Amazon sells them in packs of four as Mini Door & Window Contact Alarms rel=”nofollow”. I think they’re well worth the low cost. Fifteen bucks is sure cheaper than whatever a burglary might cost you.
• Don’t own a lot of expensive junk.
This basic tenet of the frugalist works nicely to frustrate burglars. SDXB was visited by burglars the night he moved into his house around the corner from me. Foolishly, we remarked that he could stay at my house that night, since his house was chaos…and we made that remark in front of the moving men. Equally foolishly, he had an NRA sticker on his truck, advertising his interest in guns. That night “someone” came through the only door that didn’t have a deadbolt on it (interestingly, they didn’t try any of the other doors or windows) and went through all his boxes looking for weapons. He had stored his guns elsewhere during the move, but they took a collector’s bow and all the knives and machetes he’d collected during his military travels. The bow was the only thing that really mattered…otherwise, his possessions came from thrift stores. Poor guys—they made a wasted trip.
• Don’t put an NRA sticker on your vehicle.
This is a big red flag that says “I have a gun in my house.” Thieves are attracted to guns as flies to molasses.

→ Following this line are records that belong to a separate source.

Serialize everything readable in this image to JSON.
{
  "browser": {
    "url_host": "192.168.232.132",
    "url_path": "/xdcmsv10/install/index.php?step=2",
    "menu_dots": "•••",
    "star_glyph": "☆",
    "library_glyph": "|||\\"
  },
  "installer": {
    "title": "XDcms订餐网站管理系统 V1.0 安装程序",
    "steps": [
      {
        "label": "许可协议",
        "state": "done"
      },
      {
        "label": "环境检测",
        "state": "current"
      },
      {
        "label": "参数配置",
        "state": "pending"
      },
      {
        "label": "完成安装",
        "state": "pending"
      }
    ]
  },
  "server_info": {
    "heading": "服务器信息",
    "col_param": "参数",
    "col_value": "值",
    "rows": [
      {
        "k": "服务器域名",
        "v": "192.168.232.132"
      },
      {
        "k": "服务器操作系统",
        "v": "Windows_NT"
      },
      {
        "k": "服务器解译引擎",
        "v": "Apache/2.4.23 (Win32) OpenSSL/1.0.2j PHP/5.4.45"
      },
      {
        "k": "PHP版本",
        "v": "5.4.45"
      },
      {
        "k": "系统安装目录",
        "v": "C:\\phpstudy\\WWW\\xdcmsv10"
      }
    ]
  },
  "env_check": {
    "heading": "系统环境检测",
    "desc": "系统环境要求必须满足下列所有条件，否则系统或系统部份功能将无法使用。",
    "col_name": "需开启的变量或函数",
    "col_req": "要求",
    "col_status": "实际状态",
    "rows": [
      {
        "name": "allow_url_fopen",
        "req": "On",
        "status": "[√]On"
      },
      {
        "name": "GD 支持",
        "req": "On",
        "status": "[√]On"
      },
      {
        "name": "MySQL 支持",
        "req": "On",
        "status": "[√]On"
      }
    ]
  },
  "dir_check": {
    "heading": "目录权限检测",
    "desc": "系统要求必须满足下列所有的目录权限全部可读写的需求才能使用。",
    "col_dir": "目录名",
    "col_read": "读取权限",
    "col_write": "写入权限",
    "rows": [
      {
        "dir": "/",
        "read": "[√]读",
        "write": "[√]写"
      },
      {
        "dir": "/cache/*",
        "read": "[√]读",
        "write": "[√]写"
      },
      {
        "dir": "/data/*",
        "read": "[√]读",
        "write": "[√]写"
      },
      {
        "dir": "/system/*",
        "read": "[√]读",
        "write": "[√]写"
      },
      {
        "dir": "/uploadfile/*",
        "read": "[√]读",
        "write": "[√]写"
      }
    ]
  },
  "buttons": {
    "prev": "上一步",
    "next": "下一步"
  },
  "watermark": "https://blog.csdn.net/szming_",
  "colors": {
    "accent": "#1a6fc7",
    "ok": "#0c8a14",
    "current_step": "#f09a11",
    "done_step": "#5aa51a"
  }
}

• Lock weapons, cash, negotiable instruments, and jewelry in a safe.
Gun safes are expensive, but your investment in arms also represents a big expense. More to the point, though, no lawful gun owner wants to contemplate having his weapons used in a crime or shipped across the Mexican border to be used in that country’s drug wars.
Be sure your safe is bolted to the floor.
• Insure your home and its contents.
If you do own anything of value, get a rider to cover it. While a rider does add a small amount to your homeowner’s policy, if you have to make a claim, you’ll be glad you planned ahead.
• Don’t even think a dog is going to protect your property or you from a burglar or home invader.
Though I had one German shepherd that chased off a home invader, that is not what dogs normally do. If you’re not home, it’s pretty easy to make nice to the dog. If it’s a protective or mean dog, all the burglar has to do is shoot it.
In our part of the country, burglars are given to tossing poison over the fence where targeted homes have a large dog. A day or two after the dog is out of the way, they come visiting again.
Rely on locks, alarms, and common sense instead. They’re a lot more reliable, and it’s fairer to the dog.